A imagem estereotipada do cientista é a de uma personagem com bata branca, fechada no laboratório e solitária.
Mas na realidade a carreira científica é um caminho escolhido por mulheres e homens inseridos no mundo e com ligação aos outros: colegas, amigos e família.
Esta vida para além da ciência não só é uma escolha salutar e natural como pode até contribuir para o avanço do conhecimento.
E a história de Peter Agre, médico e investigador norte-americano, é um excelente exemplo.
Mas como é que uma simples visita ao “Disney World” pode estar ligada a uma descoberta científica importante?
A dada altura no seu percurso académico o cientista e a sua equipa descobriram uma nova proteína que estava presente nos glóbulos vermelhos (que são células sanguíneas que transportam o oxigénio dos pulmões para os tecidos e órgãos do corpo), nos túbulos renais e também nas plantas.
O que poderia ser? E qual era a sua função?
Sem conseguir respostas a investigação encontrava-se num beco sem saída.

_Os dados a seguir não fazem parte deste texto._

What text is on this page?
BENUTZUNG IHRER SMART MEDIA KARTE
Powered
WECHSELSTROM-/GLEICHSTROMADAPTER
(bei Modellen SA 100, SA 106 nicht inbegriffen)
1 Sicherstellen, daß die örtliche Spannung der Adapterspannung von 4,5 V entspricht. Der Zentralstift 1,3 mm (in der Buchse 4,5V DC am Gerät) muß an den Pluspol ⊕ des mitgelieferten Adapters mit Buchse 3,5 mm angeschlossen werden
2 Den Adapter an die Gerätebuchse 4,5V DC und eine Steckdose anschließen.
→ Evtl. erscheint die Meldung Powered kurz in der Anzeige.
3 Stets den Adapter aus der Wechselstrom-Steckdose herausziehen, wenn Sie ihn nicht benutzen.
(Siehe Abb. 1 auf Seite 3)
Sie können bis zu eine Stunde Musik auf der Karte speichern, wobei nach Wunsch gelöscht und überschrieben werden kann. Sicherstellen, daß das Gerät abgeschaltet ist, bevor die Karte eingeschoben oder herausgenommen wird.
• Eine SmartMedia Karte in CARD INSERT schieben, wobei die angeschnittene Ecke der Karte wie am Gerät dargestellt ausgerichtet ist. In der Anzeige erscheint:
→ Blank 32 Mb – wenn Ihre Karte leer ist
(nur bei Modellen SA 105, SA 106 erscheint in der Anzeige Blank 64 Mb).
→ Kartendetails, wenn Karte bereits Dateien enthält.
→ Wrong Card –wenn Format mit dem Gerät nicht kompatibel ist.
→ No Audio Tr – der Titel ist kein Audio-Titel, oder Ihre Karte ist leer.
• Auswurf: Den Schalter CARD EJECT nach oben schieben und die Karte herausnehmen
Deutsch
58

Até que, tal como ele conta numa entrevista a Stefano Sandrone no livro “Vida de Nobel”, surge um momento de pausa: a tradição familiar anual de acampar num parque nacional. Em 1991 Agre e a esposa perguntaram: onde querem ir este Verão? E a resposta das crianças foi “Disney World”. Lá concordaram com o compromisso de visitar na Flórida o Everglades e só depois o famoso parque de diversões.
Tendo em conta a longa viagem de regresso a Baltimore o cientista decidiu visitar o seu antigo mentor. Ao conversar sobre a recente descoberta e encruzilhada surgiu a seguinte ideia: será que a nova proteína era o canal de membrana há muito procurado pelos cientistas? E era exactamente isso: descobriram que a tal proteína tinha um papel crucial no transporte de água dentro das células. Por isso baptizaram-na com o nome de “Aquaporina”, que significa “canal de água”.
Esta descoberta decisiva abriu a porta a toda uma série de estudos bioquímicos, fisiológicos e genéticos dos canais de água em bactérias, plantas e mamíferos. Hoje, os investigadores podem seguir em pormenor uma molécula de água no seu percurso através da membrana celular e compreender por que razão só a água, e não outras pequenas moléculas ou iões, pode passar.
Tal é de grande importância para a nossa compreensão de muitas patologias como, por exemplo, doenças renais, cardíacas e neurológicas.
Por esta descoberta foi atribuído a Peter Agre (juntamente com o químico Roderick MacKinnon) o prémio Nobel da Química em 2003.